Le ministre de la Justice, garde des Sceaux, Lotfi Boudjemaa, a affirmé samedi à Alger que la justice algérienne s’inscrit désormais comme un véritable partenaire économique et d’investissement, dans le cadre de la nouvelle approche nationale visant à renforcer la sécurité juridique et à soutenir le développement économique.

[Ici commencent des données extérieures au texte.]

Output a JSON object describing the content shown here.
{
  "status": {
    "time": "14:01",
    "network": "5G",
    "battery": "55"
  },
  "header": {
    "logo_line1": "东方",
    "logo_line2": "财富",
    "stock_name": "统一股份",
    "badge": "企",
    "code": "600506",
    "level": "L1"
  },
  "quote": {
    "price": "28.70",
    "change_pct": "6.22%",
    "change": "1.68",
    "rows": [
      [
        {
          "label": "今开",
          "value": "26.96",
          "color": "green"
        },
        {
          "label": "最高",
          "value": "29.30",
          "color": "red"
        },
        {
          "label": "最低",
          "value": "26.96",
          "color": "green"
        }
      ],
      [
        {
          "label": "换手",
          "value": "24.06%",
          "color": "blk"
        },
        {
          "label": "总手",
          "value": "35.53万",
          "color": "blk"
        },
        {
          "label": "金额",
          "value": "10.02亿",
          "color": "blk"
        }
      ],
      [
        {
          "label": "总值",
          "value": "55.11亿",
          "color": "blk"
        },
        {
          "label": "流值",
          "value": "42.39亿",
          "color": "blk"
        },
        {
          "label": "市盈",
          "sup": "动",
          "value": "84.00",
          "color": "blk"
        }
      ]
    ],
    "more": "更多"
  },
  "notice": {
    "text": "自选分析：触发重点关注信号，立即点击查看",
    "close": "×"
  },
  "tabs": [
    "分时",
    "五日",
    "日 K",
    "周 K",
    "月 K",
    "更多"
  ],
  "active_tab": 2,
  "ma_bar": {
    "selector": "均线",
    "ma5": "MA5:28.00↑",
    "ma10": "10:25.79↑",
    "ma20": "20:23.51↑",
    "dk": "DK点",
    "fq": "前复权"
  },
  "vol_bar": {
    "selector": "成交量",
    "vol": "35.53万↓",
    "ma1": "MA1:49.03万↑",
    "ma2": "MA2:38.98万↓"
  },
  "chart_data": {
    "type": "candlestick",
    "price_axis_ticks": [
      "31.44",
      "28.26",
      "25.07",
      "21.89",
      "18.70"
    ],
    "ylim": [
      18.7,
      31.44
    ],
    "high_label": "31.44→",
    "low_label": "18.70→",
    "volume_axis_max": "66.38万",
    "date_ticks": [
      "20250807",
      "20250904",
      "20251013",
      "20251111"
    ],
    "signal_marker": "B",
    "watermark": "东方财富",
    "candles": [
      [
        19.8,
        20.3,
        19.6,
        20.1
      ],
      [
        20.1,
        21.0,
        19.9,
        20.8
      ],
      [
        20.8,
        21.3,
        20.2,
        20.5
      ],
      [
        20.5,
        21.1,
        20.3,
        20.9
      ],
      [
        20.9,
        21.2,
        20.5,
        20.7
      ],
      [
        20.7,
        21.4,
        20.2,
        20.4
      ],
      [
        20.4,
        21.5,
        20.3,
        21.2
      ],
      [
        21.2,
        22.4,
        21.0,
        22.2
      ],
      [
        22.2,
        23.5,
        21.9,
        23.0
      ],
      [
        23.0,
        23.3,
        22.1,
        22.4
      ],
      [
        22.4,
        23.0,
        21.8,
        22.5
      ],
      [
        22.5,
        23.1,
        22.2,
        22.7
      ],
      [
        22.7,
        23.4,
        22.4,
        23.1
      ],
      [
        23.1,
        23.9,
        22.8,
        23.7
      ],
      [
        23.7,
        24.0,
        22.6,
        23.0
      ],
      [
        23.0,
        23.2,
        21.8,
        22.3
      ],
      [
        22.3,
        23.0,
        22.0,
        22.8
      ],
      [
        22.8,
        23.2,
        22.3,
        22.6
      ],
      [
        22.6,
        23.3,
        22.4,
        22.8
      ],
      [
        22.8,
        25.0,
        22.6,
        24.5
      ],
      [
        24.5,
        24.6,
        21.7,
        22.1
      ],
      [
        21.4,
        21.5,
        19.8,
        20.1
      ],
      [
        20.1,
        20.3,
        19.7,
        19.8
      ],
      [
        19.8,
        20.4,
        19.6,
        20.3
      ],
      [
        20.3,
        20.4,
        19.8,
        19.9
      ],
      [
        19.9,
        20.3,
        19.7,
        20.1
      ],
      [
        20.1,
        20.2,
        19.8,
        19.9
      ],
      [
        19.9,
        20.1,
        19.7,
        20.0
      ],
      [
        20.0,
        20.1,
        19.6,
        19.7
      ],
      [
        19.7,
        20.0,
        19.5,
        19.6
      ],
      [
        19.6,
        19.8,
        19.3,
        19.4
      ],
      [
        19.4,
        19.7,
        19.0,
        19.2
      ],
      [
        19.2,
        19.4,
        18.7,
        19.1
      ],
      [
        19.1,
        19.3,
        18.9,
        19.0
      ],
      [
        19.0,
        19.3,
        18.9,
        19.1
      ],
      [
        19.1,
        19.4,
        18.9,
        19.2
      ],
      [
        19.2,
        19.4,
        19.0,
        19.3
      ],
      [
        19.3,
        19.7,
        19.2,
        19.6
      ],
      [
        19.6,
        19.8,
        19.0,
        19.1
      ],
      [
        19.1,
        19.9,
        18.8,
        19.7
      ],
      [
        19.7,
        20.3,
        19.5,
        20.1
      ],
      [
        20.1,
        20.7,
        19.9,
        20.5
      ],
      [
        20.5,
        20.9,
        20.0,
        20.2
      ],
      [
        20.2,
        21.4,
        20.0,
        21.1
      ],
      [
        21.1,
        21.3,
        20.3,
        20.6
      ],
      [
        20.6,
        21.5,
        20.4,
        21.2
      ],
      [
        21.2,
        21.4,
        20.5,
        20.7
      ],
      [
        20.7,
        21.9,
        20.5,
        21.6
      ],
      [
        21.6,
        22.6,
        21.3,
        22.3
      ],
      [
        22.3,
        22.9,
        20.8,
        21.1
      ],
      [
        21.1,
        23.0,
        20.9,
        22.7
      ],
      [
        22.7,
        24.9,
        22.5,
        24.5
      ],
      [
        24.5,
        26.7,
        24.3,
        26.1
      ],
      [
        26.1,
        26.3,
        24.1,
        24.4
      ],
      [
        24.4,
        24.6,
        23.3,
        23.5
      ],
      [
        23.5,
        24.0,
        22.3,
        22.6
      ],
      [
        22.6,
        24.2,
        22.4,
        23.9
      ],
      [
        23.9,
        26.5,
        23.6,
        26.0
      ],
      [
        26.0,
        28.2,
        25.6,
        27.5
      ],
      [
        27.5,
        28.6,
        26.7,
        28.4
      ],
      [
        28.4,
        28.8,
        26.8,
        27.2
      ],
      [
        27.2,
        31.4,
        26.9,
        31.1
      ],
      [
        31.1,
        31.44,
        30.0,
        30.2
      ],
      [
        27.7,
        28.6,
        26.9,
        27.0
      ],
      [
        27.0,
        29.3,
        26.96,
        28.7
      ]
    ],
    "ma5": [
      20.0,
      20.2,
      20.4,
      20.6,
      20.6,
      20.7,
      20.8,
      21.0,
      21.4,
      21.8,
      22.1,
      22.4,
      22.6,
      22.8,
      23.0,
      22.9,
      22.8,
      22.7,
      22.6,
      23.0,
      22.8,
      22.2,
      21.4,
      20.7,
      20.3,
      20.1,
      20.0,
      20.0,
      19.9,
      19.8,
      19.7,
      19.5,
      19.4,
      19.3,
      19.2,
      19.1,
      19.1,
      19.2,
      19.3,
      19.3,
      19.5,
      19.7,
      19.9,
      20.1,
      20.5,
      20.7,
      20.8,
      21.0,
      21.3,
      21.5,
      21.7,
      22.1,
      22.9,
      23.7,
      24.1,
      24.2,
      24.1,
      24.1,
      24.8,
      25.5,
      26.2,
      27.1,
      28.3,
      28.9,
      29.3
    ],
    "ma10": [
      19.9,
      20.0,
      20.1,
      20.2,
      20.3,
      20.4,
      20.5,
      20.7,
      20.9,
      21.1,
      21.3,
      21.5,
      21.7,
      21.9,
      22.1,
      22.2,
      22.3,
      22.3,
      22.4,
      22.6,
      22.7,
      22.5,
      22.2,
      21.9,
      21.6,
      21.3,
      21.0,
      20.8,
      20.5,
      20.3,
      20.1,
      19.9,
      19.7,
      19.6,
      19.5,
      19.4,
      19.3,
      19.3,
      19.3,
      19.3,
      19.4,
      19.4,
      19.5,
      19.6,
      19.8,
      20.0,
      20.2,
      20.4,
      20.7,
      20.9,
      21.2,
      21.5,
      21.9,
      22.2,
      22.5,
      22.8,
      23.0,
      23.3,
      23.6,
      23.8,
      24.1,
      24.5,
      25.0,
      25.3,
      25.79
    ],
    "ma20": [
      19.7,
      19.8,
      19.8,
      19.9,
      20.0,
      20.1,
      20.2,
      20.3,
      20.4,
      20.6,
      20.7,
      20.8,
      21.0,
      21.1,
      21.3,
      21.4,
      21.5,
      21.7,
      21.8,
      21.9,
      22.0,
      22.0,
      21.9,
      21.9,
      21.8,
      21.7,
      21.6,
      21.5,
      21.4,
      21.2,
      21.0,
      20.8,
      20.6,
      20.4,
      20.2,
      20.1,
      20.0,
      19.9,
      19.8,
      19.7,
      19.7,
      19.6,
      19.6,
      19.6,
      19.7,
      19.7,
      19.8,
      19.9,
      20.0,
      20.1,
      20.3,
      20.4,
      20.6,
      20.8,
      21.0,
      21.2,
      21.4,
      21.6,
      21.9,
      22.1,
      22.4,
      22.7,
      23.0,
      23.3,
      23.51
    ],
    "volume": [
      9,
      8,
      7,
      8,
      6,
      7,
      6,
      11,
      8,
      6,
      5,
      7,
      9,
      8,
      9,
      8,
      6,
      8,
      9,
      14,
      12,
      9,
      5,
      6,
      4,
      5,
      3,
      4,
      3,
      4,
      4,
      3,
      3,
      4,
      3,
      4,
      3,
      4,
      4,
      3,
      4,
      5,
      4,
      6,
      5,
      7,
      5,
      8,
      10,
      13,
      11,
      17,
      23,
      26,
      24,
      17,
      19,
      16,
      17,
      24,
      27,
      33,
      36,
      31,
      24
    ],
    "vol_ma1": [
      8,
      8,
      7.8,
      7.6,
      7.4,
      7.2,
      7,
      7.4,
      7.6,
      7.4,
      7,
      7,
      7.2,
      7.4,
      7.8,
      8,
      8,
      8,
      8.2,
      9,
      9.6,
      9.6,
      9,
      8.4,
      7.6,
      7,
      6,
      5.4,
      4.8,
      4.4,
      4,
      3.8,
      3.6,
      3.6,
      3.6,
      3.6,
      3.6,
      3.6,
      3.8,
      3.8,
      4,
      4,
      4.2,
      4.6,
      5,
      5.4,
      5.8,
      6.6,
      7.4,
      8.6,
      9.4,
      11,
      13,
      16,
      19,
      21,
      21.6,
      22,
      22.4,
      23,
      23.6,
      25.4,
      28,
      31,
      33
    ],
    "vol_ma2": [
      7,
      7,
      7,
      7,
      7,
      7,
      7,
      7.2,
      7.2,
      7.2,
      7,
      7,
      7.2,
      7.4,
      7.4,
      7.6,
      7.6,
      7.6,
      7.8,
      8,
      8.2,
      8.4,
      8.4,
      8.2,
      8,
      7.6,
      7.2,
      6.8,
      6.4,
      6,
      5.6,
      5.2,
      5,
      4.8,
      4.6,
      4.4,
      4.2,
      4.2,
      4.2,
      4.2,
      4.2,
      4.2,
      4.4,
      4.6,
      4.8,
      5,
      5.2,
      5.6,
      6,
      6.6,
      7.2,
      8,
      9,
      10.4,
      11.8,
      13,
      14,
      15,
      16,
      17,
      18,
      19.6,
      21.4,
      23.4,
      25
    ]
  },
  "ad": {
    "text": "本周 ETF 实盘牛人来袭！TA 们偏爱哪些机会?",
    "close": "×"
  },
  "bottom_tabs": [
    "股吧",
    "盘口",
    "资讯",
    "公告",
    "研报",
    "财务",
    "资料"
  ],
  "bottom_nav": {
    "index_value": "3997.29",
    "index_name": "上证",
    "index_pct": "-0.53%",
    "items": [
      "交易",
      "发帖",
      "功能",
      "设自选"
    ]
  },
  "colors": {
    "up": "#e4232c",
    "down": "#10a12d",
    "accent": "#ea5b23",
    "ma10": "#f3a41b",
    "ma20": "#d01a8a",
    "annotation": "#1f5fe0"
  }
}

Intervenant à l’ouverture du colloque national sur « la sécurité juridique et son impact sur le développement économique », organisé sous le haut patronage du président de la République, Abdelmadjid Tebboune, le ministre a souligné que le secteur de la justice dépasse aujourd’hui ses missions traditionnelles pour accompagner les mutations de l’économie nationale. Cette orientation permet, selon lui, de mettre en place une justice anticipative, préventive et protectrice, contribuant directement à une croissance qualitative et durable.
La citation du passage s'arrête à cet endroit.